Is Mexico Safe? Retired U.S. Couple Killed in Beach Town

A retired American couple was found murdered in their home in Mexico after a botched robbery over the weekend.

Ray Ball, 72, and Jo Anne Butler, 69—originally from Prescott, Arizona—were shot dead on Saturday in their Bahia de Los Angeles home, located some 380 miles south of the U.S. border on the Gulf of California, the San Diego Union-Tribune reported.

Octavio Lopez, a local government official, told the newspaper that the couple was killed during "an attempted robbery."

"An individual went to defend his property, and that's when they shot him," Lopez said, adding that it's the "first time" something like this has happened in the area. Their dog was also found dead at the scene.

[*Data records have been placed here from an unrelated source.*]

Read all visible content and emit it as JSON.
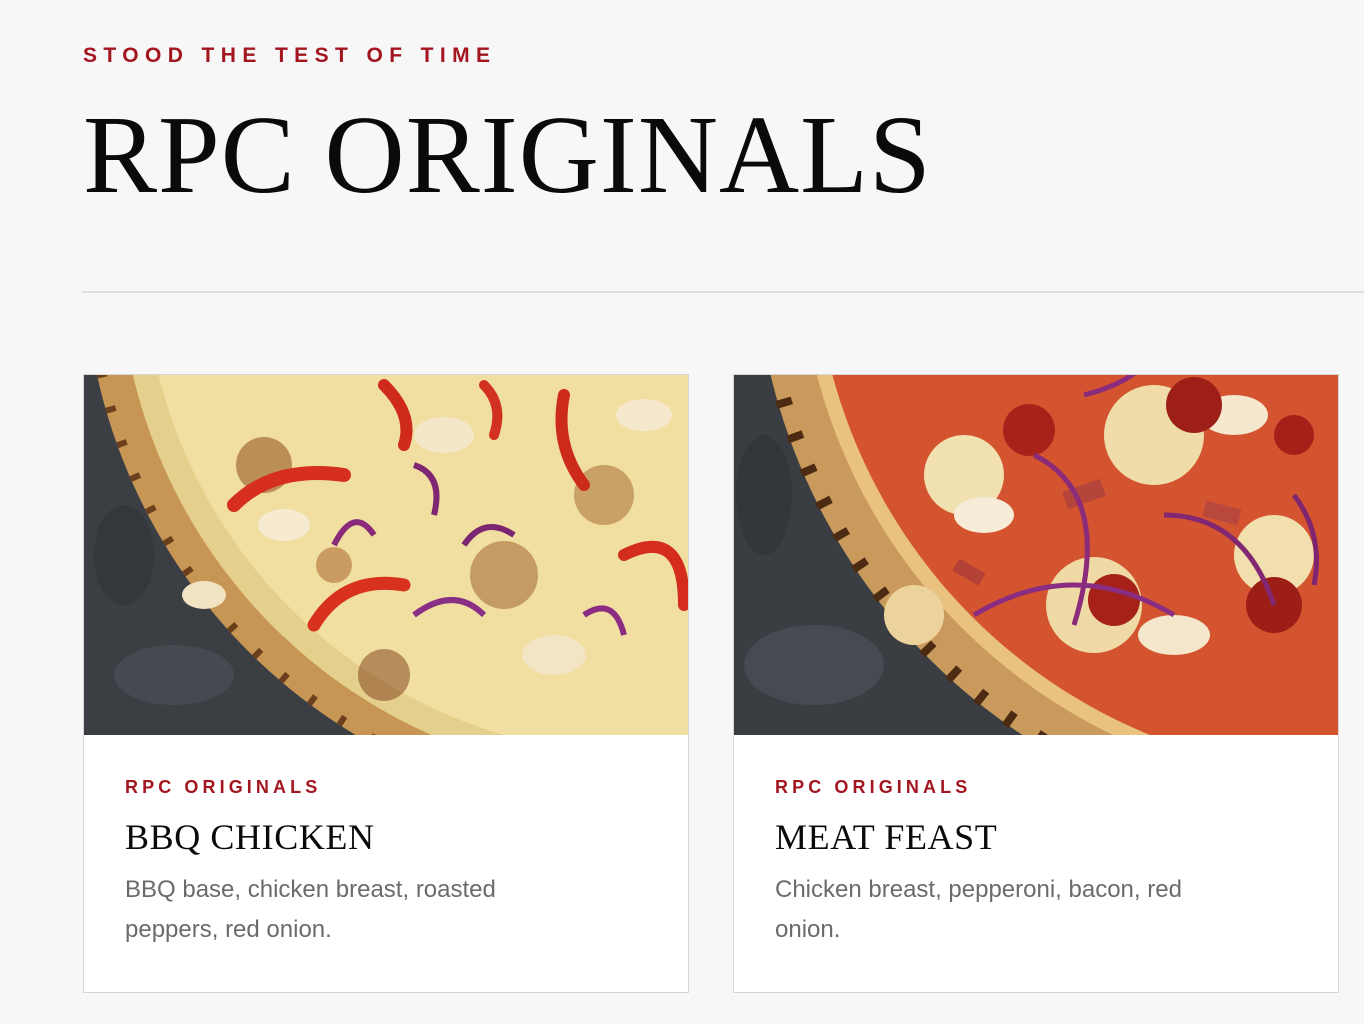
{
  "section": {
    "eyebrow": "STOOD THE TEST OF TIME",
    "title": "RPC ORIGINALS"
  },
  "colors": {
    "accent": "#a3151f",
    "background": "#f7f7f7",
    "card": "#ffffff",
    "text": "#0a0a0a",
    "muted": "#6b6b6b"
  },
  "cards": [
    {
      "category": "RPC ORIGINALS",
      "name": "BBQ CHICKEN",
      "description": "BBQ base, chicken breast, roasted peppers, red onion.",
      "image": "bbq-chicken-pizza-photo"
    },
    {
      "category": "RPC ORIGINALS",
      "name": "MEAT FEAST",
      "description": "Chicken breast, pepperoni, bacon, red onion.",
      "image": "meat-feast-pizza-photo"
    }
  ]
}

Members of the press hold images of colleagues during a protest against the murder or disappearance of more than 140 journalists and photojournalists in Mexico since 2000, in front of the National Palace in Mexico City on June 1, 2018. YURI CORTEZ/AFP/Getty Images

Ball was shot 18 times and Butler was shot twice, according to police. The Seattle Times reported that, although the couple were not married, they had been together for 14 years. Butler was a former school teacher and Ball was a contractor and craftsman.

Neighbors have said they believe the robbers were attempting to steal a 22-foot motorized fishing boat the couple frequently used. They said that it appeared as if Ball had heard the robbers and went outside to investigate.

Since 2006, more than 35,000 people in Mexico have gone missing and over 200,000 have been murdered. Last year saw a record number of killings, with the country's interior ministry reporting 29,168 in total—the highest level since the government started keeping records in 1997.

The U.N. Human Rights High Commissioner Zeid Ra'ad Al Hussein said last week that Mexico's federal security forces are most likely complicit in some of the violence. He accused security forces of being behind a recent spat of disappearances near the Mexican border with the U.S., adding that the Mexican government has done little to address the problem.

Tourists walk along the beach of Playa del Carmen, Quintana Roo State, Mexico on October 27, 2011 Ronaldo Schemidt/AFP/Getty Images

Violence has also touched popular tourists areas, such as Cancun. In April, 14 murders occurred in the well-known beach resort area during a period of just 36 hours.

Despite the problems, the U.S. Department of State has given Mexico a relatively low travel advisory level of "yellow." This means individuals should "exercise increased caution in Mexico due to crime." Some areas are also riskier than others.

Additional precautions should be taken after the sun goes down, as the State Department says "U.S. government employees are prohibited from intercity travel after dark in many areas of Mexico." Tourists should also avoid all travel to the Mexican states of Sinaloa, Colima, Michoacan, Guerrero and Tamaulipas.

Nearly 40 million tourists visited Mexico in 2017, apparently unconcerned about the risks. At the same time, a February report by Forbes showed that more Americans were murdered in Mexico in 2016 than in all other foreign countries combined. In total, 75 Americans were reported murdered in Mexico that year, whereas only 69 were reported in all other countries.